Il vécut l'occupation allemande dans son atelier de la rue d'Odessa jusqu'au jour où des gendarmes français vinrent l'arrêter, sur dénonciation de voisins qui voulaient son atelier. Il fut interné au camp de Drancy jusqu'à la Libération de Paris. C'était à cette époque un camp de transit des juifs vers les camps d'extermination nazis.

Le camp de Drancy

Conscient qu’il n’y aurait pas de retour, qu’il ne reverrait plus son atelier, il ne prit avec lui que des crayons et du papier. Il dessina clandestinement ce qu’il voyait : des hommes, des femmes, des enfants qui attendaient sans espoir dans une atmosphère d’inactivité forcée et d’impuissance.

Il léguera ses dessins réalisés au camp au mémorial de Yad Vashem de Jérusalem et à la collection de Beit Lohamei Lohamei Haguetaot à côté de Haïfa. Les derniers sont conservés du musée mémorial de l'Holocauste de Washington.

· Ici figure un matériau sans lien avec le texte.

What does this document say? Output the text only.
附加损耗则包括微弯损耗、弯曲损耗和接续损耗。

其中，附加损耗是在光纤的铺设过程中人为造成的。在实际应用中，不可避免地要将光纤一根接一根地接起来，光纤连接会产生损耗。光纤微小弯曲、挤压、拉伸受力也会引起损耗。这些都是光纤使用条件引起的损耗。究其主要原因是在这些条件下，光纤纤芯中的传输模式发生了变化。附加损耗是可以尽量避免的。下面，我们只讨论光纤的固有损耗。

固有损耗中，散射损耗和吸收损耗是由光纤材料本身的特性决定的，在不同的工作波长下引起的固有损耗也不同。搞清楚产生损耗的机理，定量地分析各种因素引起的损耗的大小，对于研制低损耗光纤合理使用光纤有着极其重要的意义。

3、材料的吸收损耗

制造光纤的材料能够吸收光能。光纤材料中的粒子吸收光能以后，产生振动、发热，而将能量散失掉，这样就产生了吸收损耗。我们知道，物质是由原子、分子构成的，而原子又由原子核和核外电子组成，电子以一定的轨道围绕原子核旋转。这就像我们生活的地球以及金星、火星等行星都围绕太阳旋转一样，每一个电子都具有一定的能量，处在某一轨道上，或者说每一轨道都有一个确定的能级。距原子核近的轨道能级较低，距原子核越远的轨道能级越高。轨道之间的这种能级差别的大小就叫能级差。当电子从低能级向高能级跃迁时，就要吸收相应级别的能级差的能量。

Il resta dans ce camp de transit jusqu'à la Libération de Paris, le , le lendemain du dernier convoi pour Auschwitz.

Après l’épreuve de la guerre, Lubitch retrouva son atelier et reprit son activité. Il travailla toutes les techniques et tous les sujets : portraits, nature mortes, paysages, compositions.

À cette époque, sa vie privée changea. Il rencontra Suzanne Bouldoire, également peintre, qui deviendra sa femme. De leur union naîtra une fille, Dinah.

L’œuvre

En 1948, la galerie Zack fait une rétrospective de ses œuvres. On notera la critique de René Guilly dans le journal Combat (28/4/1948) - « Une recherche constante d’un réalisme simple et direct, personnel et sans aucune concession aux ‘trucs’ qui font la peinture d’avant ou d’arrière garde… ce qui frappe le plus dans cette rétrospective, c’est une remarquable et régulière progression vers la plénitude de l’expression et l’ampleur de la composition ».

Des expositions sont aussi organisées à l’étranger :

  • Tel Aviv en 1950
  • Milan en 1952-1953
  • New York et Londres en 1957
  • Zurich en 1963

Conjointement, il est représenté au Salon du Dessin et de la Gravure avec « le Trait », à l’exposition du Musée des Arts Populaires avec « Le Cirque » et à la Maison de la Pensée Française avec « Dessins et gravures des maîtres contemporains ». Et à l’occasion de la visite de Khrouchtchev à Paris aux deux expositions « Les artistes russes de l’École de Paris » au Musée de Saint Denis et à la Maison de la Pensée Française.

À l’origine de son art, il y a le dessin : « Ossip Lubitch a toujours dessiné. Il a commencé dès l’âge de 12 ans, bien que se préparant à une carrière musicale. Le regard chez lui l’a emporté sur l’oreille » Jean Dalveze.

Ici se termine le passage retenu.